Many new technologies, such as single-cell sequencing, advances in epigenetics beyond the methylome (specifically, assay for transposase-accessible chromatin with high throughput sequencing ), and multiomic network studies, will increase the reach of systems biologists. This suggests that approaches similar to those described here will continue to lead to striking findings, and to interventions that may allow us to delay some of the many age-associated diseases in humans; perhaps sooner that we expect. Antioxid.
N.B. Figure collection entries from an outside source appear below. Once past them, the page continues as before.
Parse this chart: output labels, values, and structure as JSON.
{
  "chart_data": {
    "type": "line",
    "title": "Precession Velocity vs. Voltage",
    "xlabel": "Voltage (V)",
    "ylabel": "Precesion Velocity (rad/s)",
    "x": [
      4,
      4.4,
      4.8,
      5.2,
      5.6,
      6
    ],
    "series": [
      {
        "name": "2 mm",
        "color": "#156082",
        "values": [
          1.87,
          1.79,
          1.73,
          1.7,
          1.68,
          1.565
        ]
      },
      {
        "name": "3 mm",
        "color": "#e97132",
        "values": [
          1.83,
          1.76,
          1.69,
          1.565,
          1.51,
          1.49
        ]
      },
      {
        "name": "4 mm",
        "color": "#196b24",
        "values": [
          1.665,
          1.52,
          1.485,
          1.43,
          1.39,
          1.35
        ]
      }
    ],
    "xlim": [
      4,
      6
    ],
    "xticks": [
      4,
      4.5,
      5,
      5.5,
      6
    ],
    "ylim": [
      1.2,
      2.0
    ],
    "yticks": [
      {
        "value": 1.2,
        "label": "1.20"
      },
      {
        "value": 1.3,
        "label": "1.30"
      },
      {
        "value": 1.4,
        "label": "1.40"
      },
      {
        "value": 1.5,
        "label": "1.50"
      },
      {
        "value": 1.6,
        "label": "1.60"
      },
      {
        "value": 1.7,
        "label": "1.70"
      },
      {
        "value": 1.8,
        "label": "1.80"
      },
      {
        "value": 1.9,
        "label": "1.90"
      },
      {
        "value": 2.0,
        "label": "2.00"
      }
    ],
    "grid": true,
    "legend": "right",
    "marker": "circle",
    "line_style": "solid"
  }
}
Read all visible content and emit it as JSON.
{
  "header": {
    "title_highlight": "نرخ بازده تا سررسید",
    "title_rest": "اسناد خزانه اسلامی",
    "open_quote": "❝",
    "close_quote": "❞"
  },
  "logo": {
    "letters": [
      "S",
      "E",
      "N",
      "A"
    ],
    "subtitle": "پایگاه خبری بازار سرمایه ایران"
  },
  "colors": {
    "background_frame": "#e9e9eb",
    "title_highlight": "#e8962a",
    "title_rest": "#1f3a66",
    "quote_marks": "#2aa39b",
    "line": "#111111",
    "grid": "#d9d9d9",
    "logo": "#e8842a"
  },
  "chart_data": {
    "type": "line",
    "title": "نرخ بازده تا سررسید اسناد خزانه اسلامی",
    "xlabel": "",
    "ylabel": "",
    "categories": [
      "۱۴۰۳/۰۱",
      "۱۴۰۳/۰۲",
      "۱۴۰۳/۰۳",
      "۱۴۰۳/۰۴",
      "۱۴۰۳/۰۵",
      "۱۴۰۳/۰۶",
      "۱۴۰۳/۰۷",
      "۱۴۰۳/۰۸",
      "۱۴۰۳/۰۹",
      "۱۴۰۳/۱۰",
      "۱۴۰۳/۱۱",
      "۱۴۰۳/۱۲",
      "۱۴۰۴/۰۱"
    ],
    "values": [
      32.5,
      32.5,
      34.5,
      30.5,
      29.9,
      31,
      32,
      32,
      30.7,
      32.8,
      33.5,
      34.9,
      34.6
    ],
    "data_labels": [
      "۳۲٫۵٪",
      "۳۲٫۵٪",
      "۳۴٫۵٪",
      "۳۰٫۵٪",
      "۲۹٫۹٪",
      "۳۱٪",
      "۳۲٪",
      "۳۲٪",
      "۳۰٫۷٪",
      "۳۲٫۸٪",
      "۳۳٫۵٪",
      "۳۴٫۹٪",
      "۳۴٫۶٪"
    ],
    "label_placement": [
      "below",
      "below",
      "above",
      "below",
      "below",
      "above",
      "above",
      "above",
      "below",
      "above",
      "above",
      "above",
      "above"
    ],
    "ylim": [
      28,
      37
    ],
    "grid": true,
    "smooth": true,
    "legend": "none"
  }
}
Redox Signal. 29, 973-984.

摘要

意义

近年来,还原论研究极大地促进了我们对衰老基础生物学的理解,但我们仍然不了解许多已确定的药物和途径的基本机制。系统方法的使用将帮助我们在理解衰老方面取得进展。

最新进展

这里描述的最近的工作说明了系统生物学的力量,通过研究(i)饮食限制,(ii)神经退行性疾病,和(iii)衰老标志物,来告知我们对衰老的理解。

关键问题

虽然我们并不了解所有影响衰老的单个基因和途径,但随着我们继续发现更多的基因和途径,我们现在也已经开始使用系统水平的方法来综合现有的数据,通常效果显著。这里提到的三个例子都受益于几年前未知的计算方法,以及从多个模型系统、衰老实验室以及许多其他生物学领域中获得的生物学见解。

未来方向

许多新技术,如单细胞测序、超越甲基组的表观遗传学进展(特别是高通量测序的转座酶可及染色质检测),以及多组学网络研究,将扩大系统生物学家的研究范围。这表明,类似于这里描述的方法将继续带来惊人的发现,并可能为我们提供干预措施,以延缓人类的许多与年龄相关的疾病;也许比我们预期的要早。抗氧化还原信号。29,973-984。